Converts the SSA Death Master File to CSV
Q: What is the DMF?
A: The Death Master File is a database made available for access by the Social Security Administration (SSA) via the National Technical Information Service (NTIS) since 1980, and to this very day. It contains a line-separated list of persons who have had a death reported to the agency from 1962 to the present in a positional format that's painful to work with.
Q: What can you do with this data?
A: A lot of things, but OSINT, fraud detection, and geneaology are a handful of possible relevant domains.
Q: Where can I find the dataset to feed into this script?
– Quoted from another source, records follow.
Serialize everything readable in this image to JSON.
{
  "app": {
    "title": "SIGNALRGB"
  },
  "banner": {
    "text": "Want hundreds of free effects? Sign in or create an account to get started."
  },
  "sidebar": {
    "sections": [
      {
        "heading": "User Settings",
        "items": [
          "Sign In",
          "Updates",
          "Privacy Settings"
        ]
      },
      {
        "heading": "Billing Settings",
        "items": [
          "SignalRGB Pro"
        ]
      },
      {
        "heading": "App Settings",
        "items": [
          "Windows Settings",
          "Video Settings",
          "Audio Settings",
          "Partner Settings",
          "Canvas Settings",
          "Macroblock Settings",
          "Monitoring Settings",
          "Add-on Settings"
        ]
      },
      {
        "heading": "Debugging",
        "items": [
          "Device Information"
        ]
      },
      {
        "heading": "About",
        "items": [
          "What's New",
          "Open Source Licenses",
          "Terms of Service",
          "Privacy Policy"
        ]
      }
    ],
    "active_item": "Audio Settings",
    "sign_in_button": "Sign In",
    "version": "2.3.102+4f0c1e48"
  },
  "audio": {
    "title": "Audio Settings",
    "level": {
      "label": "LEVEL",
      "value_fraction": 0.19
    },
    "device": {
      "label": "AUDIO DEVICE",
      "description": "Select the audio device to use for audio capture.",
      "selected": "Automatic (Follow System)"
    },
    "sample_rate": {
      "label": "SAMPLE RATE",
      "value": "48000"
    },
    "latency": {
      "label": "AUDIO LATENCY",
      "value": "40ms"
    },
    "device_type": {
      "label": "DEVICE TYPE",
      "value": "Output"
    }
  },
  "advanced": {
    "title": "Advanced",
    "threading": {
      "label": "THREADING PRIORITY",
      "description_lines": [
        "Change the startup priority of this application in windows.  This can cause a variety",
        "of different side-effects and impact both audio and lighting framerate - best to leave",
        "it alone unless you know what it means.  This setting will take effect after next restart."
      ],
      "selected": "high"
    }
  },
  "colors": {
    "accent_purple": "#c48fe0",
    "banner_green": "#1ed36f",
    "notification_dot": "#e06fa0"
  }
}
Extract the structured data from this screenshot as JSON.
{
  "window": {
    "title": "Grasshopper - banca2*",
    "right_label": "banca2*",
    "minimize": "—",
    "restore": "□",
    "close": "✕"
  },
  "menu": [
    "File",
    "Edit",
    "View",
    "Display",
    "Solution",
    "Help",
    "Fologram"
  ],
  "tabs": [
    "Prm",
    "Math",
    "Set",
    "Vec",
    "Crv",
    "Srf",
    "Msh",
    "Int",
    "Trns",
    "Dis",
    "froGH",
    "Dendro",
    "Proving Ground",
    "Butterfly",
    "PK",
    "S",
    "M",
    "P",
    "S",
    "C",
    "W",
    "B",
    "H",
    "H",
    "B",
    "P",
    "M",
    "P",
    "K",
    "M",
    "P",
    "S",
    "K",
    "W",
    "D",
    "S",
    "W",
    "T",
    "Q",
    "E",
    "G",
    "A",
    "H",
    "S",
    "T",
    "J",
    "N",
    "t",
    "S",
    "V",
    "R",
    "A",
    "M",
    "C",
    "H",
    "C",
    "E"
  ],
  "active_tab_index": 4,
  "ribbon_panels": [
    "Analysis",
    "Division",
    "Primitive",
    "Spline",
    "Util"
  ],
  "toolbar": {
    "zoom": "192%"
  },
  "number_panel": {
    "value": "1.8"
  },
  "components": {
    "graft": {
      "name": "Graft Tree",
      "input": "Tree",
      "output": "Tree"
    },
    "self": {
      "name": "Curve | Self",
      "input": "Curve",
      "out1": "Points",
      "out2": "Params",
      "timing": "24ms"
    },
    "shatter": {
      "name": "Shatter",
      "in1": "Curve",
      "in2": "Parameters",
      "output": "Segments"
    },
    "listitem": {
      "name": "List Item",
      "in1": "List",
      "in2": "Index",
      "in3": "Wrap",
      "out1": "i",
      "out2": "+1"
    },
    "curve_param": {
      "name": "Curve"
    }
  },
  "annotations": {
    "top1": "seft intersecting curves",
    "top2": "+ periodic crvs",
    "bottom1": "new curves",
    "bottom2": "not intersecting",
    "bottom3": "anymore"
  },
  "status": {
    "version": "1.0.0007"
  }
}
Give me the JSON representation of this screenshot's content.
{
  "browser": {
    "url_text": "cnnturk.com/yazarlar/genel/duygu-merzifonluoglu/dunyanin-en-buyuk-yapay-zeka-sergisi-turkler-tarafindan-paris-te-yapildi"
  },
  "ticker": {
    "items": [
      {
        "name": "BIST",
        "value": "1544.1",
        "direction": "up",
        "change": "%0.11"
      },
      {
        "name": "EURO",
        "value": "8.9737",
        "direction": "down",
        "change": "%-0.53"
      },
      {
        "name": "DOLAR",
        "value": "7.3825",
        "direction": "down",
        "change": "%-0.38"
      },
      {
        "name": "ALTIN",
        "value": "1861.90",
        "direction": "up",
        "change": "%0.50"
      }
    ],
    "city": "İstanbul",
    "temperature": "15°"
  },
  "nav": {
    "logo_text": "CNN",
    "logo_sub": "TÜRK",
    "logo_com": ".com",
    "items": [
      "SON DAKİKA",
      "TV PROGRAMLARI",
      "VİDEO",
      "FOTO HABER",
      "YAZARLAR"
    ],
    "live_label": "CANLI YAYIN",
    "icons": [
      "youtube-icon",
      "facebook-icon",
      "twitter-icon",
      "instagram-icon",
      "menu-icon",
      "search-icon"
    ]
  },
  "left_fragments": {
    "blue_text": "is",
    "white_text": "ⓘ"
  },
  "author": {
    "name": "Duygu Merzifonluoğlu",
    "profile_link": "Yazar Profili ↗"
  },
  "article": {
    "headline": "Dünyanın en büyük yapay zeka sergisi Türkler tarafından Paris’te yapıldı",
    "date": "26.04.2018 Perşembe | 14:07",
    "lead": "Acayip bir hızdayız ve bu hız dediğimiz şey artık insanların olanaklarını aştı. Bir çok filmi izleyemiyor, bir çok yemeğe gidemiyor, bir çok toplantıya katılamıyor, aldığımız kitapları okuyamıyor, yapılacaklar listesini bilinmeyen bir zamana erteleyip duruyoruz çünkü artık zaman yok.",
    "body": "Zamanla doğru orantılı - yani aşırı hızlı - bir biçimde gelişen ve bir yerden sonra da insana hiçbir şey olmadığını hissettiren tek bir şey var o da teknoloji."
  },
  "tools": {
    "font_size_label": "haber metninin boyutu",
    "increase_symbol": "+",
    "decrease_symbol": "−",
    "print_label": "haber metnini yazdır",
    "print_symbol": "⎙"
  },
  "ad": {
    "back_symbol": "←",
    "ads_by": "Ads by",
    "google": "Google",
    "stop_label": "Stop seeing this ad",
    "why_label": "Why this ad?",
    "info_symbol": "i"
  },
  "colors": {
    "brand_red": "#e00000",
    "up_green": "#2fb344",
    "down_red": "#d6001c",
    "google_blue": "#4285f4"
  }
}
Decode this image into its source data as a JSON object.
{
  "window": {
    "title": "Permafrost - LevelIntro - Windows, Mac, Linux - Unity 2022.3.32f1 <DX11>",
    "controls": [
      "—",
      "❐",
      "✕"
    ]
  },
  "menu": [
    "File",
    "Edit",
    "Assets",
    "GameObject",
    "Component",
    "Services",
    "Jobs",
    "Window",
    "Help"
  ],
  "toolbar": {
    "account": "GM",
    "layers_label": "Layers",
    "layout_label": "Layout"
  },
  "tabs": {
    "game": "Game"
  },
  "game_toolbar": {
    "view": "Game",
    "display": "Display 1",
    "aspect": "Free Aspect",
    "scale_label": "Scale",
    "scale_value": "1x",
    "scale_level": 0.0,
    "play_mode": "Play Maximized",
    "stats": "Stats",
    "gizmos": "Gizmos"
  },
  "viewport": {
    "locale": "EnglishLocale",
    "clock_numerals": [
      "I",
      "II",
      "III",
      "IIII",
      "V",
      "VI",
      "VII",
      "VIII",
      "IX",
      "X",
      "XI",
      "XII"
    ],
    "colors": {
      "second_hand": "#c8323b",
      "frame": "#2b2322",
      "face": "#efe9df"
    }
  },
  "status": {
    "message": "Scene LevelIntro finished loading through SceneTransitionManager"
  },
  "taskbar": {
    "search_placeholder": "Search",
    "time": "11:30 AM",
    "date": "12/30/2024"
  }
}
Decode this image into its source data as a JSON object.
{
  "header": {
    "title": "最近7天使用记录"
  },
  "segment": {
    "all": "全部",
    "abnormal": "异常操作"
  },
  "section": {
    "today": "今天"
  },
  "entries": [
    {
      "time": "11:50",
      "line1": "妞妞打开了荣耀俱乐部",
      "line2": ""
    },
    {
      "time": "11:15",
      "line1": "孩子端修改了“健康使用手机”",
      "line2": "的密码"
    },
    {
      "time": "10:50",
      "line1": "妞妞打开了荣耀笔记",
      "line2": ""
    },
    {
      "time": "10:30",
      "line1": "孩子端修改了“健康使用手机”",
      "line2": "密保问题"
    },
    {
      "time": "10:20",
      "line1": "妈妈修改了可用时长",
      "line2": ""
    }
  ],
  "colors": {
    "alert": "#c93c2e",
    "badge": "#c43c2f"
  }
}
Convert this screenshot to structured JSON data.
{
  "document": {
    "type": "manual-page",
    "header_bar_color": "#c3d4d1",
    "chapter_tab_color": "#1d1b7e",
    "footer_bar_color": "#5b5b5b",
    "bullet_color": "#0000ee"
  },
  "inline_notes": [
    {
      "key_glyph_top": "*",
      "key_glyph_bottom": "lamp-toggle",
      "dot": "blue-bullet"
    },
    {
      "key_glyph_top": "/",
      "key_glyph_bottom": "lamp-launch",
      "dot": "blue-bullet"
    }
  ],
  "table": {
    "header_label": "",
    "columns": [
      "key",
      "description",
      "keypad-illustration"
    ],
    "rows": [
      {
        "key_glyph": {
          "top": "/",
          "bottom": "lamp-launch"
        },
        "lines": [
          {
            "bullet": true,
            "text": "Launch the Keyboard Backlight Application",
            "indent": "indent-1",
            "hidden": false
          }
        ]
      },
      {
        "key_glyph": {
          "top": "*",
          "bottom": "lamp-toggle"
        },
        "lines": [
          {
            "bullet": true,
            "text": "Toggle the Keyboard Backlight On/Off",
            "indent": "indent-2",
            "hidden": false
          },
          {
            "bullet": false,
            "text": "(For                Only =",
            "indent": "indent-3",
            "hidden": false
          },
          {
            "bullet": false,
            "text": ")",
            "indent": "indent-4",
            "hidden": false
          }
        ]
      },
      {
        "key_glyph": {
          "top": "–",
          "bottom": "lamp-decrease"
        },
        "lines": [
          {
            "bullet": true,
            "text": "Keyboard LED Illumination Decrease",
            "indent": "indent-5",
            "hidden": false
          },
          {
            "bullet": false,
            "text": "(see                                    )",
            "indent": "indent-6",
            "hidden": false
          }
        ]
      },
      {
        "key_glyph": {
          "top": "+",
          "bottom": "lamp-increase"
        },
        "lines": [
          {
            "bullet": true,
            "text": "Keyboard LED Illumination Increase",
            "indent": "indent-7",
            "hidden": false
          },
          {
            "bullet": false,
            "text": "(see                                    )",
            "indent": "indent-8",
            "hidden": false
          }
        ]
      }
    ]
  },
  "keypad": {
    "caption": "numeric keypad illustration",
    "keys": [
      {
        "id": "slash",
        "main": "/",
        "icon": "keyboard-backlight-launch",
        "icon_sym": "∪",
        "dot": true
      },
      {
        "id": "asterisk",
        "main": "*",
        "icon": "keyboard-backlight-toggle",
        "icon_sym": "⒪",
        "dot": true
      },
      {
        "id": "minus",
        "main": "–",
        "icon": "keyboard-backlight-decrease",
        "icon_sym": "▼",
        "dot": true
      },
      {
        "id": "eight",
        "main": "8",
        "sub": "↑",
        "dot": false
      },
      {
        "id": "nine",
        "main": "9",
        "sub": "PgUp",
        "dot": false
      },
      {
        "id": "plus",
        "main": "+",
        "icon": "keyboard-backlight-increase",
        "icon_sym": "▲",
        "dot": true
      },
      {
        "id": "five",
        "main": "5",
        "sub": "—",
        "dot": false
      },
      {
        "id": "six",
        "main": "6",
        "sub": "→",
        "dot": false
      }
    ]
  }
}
A: You can pay the NTIS for access (~$3,000/yr), but since the redistribution of the dataset is unrestricted after the fact, you can likely find a slightly outdated copy via your preferred search engine.
Q: Why does this script look so terrible?
A: This is something that you should not be running more than once. All you should care about is the script working, and the end result being acceptable for your use case. For reference, it took 20 minutes to run through ~87 million rows on an ancient laptop. As a result, there was no need to overengineer this. The only requirement was to be able to get through the file, and properly adhere to this format:
Q: What considerations did you take in making this?
A: Here's a summary:
1. Add/change/deletes were ignored.
2. Since there was chronic inconsistencies in suffixes being in the LAST NAME or NAME SUFFIX, they've been split apart and lumped together into `last_name`
3. Certain reported death dates will have a day of `00`. Any occurrences of this are left blank.
4. Everyone gets into fistfights regarding how dates should be formatted, so I've split them all off into their respective columns for your own reconstruction.
Altogether, this should result in a smaller csv that's easier to manage (at least, for most use cases). If you disagree, please feel free to open a pull request!